Russian President Vladimir Putin was expected to claim victory in Ukraine during his “Victory Day” speech yesterday. He didn’t. In fact, he didn’t say very much.

Putin didn’t announce an escalation of the war. He didn’t threaten nuclear weapons. He didn’t try to claim victory.

Max Boot writes in the Washington Post: “Putin is trapped in a quagmire and doesn’t know how to get out.”

Boot writes that Putin seems to understand that the war is not going his way. He also believes that Putin is not the madman he has been made out to be. Mobilization, Putin believes, would only make the situation worse.

Boot makes an interesting point. Putin is in a strategic quandary that Americans should be familiar with. Our involvement in Vietnam, Afghanistan and Iraq. We got stuck and couldn’t get out.

Putin is committed now. Withdrawal is hard to contemplate.

Meantime, Ukraine seems more resolved than ever. Troops have been successful in pushing against Russian troops entering the city of Kharkiv. Analysts say the Russians may actually retreat.

In Mariupol, Russian troops continue to encircle that steel plant. While all the civilians have been evacuated, two thousand Ukrainian troops remain.
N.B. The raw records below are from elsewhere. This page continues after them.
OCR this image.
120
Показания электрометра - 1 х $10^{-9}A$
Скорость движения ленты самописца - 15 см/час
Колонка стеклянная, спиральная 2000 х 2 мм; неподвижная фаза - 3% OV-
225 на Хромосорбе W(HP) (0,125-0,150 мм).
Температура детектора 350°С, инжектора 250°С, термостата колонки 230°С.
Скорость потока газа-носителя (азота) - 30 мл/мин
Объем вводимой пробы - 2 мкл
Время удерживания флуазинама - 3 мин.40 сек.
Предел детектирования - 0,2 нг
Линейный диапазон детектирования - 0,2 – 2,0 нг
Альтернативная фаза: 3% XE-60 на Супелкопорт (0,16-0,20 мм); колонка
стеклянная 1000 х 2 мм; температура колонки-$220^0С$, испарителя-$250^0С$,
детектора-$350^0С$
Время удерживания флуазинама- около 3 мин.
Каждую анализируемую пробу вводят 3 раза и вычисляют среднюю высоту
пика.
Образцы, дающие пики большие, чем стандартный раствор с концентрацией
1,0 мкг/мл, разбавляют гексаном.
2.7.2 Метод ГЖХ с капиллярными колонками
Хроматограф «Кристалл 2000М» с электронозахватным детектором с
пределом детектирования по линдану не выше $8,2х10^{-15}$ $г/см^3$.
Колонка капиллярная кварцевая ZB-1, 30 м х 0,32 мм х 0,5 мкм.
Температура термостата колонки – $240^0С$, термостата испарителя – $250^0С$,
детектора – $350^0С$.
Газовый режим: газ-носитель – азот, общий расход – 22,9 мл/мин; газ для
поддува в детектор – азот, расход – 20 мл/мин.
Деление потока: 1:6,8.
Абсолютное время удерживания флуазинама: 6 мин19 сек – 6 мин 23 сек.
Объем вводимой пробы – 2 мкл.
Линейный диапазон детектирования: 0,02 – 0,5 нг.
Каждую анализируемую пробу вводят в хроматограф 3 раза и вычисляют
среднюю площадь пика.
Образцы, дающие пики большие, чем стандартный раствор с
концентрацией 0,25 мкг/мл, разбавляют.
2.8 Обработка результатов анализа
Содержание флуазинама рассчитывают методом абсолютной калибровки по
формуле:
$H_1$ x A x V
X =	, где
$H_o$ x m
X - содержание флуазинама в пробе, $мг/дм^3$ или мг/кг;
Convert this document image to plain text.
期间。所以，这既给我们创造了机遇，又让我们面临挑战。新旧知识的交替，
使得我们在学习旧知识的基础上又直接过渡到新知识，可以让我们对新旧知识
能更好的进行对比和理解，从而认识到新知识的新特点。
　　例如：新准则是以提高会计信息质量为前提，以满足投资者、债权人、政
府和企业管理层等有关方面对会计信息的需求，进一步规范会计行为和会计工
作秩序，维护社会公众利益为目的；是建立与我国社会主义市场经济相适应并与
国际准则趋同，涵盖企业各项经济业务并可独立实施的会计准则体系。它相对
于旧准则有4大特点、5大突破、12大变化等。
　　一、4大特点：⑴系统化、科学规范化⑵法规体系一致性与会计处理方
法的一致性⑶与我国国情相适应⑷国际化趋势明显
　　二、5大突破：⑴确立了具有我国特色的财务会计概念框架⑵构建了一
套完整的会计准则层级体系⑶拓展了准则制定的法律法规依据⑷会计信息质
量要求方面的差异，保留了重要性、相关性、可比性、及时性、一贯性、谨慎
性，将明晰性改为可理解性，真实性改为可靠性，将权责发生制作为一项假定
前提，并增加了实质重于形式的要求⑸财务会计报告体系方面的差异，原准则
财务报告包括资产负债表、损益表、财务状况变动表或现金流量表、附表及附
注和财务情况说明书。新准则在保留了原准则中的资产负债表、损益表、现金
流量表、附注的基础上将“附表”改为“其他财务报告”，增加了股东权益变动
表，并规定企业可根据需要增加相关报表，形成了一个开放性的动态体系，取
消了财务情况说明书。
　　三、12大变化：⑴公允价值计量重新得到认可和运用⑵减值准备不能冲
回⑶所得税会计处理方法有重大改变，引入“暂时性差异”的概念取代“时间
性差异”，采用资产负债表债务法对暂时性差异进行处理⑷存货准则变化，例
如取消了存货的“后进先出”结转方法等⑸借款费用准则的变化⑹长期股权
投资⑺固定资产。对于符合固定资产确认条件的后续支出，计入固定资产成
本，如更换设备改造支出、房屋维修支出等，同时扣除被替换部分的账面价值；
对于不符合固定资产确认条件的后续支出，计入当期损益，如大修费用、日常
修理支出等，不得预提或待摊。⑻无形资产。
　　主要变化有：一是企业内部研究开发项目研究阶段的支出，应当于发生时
I worry that this will not end well.

President Biden signed a bill that will make it easier and faster for the U.S. to provide aid to Ukraine. It will send weapons and supplies to Ukraine and get guarantees that the country will replace or reimburse the assets at a later date.

“Lend-lease,” it’s called. Honestly, I don’t care if we ever see that money, weapons and supplies ever again.

Back to that Max Boot piece in the Washington Post. He suggests the way for Russia to get out of this mess is to change leaders. It took Richard Nixon to get us out of Vietnam. Mikhail Gorbachev to get Russia out of Afghanistan.

A change of leaders in Russia. That’s a pretty good idea. How about now?